Best practices for multi-engine metrics management based on Apache Calcite

谢佳君

Chinese Session 2023-08-18 16:45 GMT+8  #olap

There are a variety of indicators in data analysis, and when maintaining a large number of indicators, there are often the following pain points:

  • Repeat segments cannot be reused.
  • Different engines need to write different SQL.
  • Aperture changes are difficult to synchronize to all downstream.

To solve these problems, ByteDance tried to design a solution using existing technical capabilities:

  • Storing indicators in Hive tables as much as possible: This greatly increases the storage cost and backtracking cost, which is not feasible.
  • Encapsulating indicators into views: Additional table information is generated in Hive, which doubles the number of tables, and partition support is not friendly. The query experience is poor, so it is difficult to promote.

Because the existing technology is not enough to solve the above problems, Bytedance has designed and implemented two new sets of syntax capabilities based on Apache Calcite:

  • Virtual column: Column level view, reuse table column permissions, simple promotion.
  • SQL Define Function: Uses SQL to define functions, facilitating the reuse of SQL fragments.
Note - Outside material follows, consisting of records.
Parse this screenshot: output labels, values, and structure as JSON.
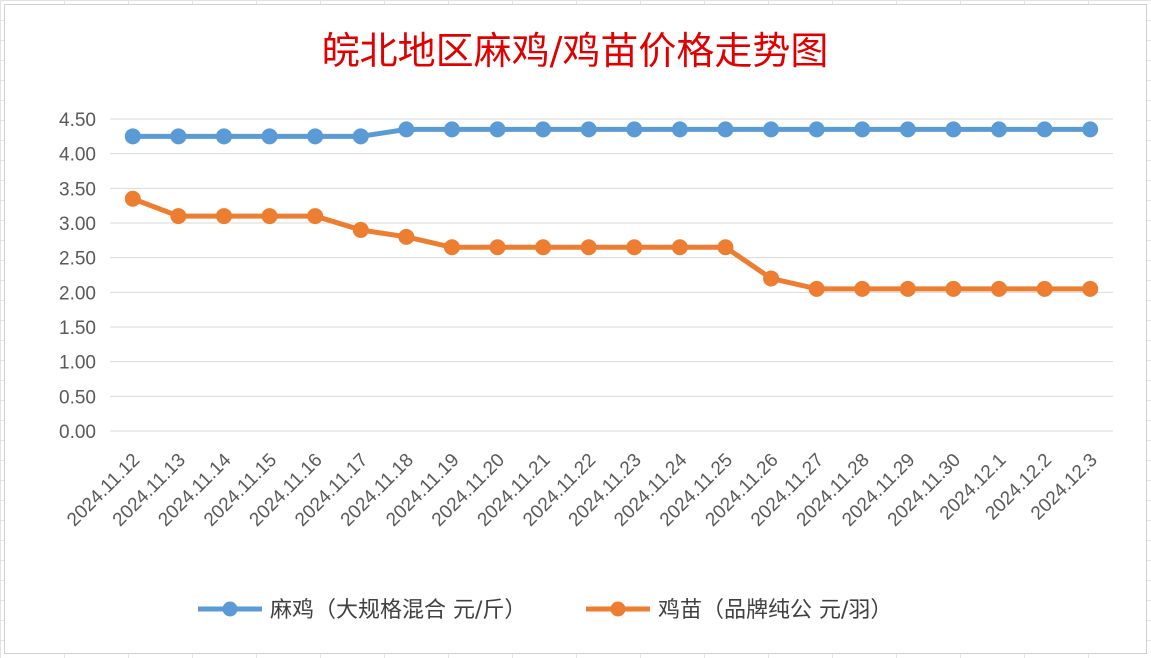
{
  "chart_data": {
    "type": "line",
    "title": "皖北地区麻鸡/鸡苗价格走势图",
    "title_color": "#e00000",
    "xlabel": "",
    "ylabel": "",
    "ylim": [
      0,
      4.5
    ],
    "yticks": [
      "0.00",
      "0.50",
      "1.00",
      "1.50",
      "2.00",
      "2.50",
      "3.00",
      "3.50",
      "4.00",
      "4.50"
    ],
    "grid": true,
    "legend_position": "bottom",
    "categories": [
      "2024.11.12",
      "2024.11.13",
      "2024.11.14",
      "2024.11.15",
      "2024.11.16",
      "2024.11.17",
      "2024.11.18",
      "2024.11.19",
      "2024.11.20",
      "2024.11.21",
      "2024.11.22",
      "2024.11.23",
      "2024.11.24",
      "2024.11.25",
      "2024.11.26",
      "2024.11.27",
      "2024.11.28",
      "2024.11.29",
      "2024.11.30",
      "2024.12.1",
      "2024.12.2",
      "2024.12.3"
    ],
    "series": [
      {
        "name": "麻鸡（大规格混合 元/斤）",
        "color": "#5b9bd5",
        "values": [
          4.25,
          4.25,
          4.25,
          4.25,
          4.25,
          4.25,
          4.35,
          4.35,
          4.35,
          4.35,
          4.35,
          4.35,
          4.35,
          4.35,
          4.35,
          4.35,
          4.35,
          4.35,
          4.35,
          4.35,
          4.35,
          4.35
        ]
      },
      {
        "name": "鸡苗（品牌纯公 元/羽）",
        "color": "#ed7d31",
        "values": [
          3.35,
          3.1,
          3.1,
          3.1,
          3.1,
          2.9,
          2.8,
          2.65,
          2.65,
          2.65,
          2.65,
          2.65,
          2.65,
          2.65,
          2.2,
          2.05,
          2.05,
          2.05,
          2.05,
          2.05,
          2.05,
          2.05
        ]
      }
    ]
  }
}
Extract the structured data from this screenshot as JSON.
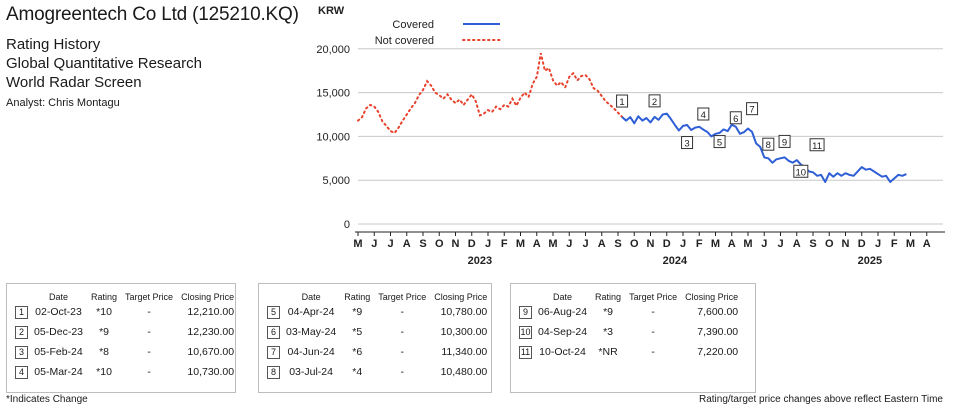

The combination of these two capabilities can effectively reduce the cost of indicator management such as:

  • Indicators need to be modified only once and do not need to be synchronized downstream.
  • Fields in collection types such as MAP and JSON can be defined as virtual columns, which is more logical and convenient to use.

Specific typical cases and implementation principles will be introduced in the presentation PPT.

Speakers:


Xie Jiajun: bytedance, Bytedance Senior R&D Engineer, Bytedance Senior R&D Engineer, has participated in the 2022 Apache Asia Con presentation. Love open source, often involved in community work, is now an Apache Calcite active committer and Linkedin Coral Contributor.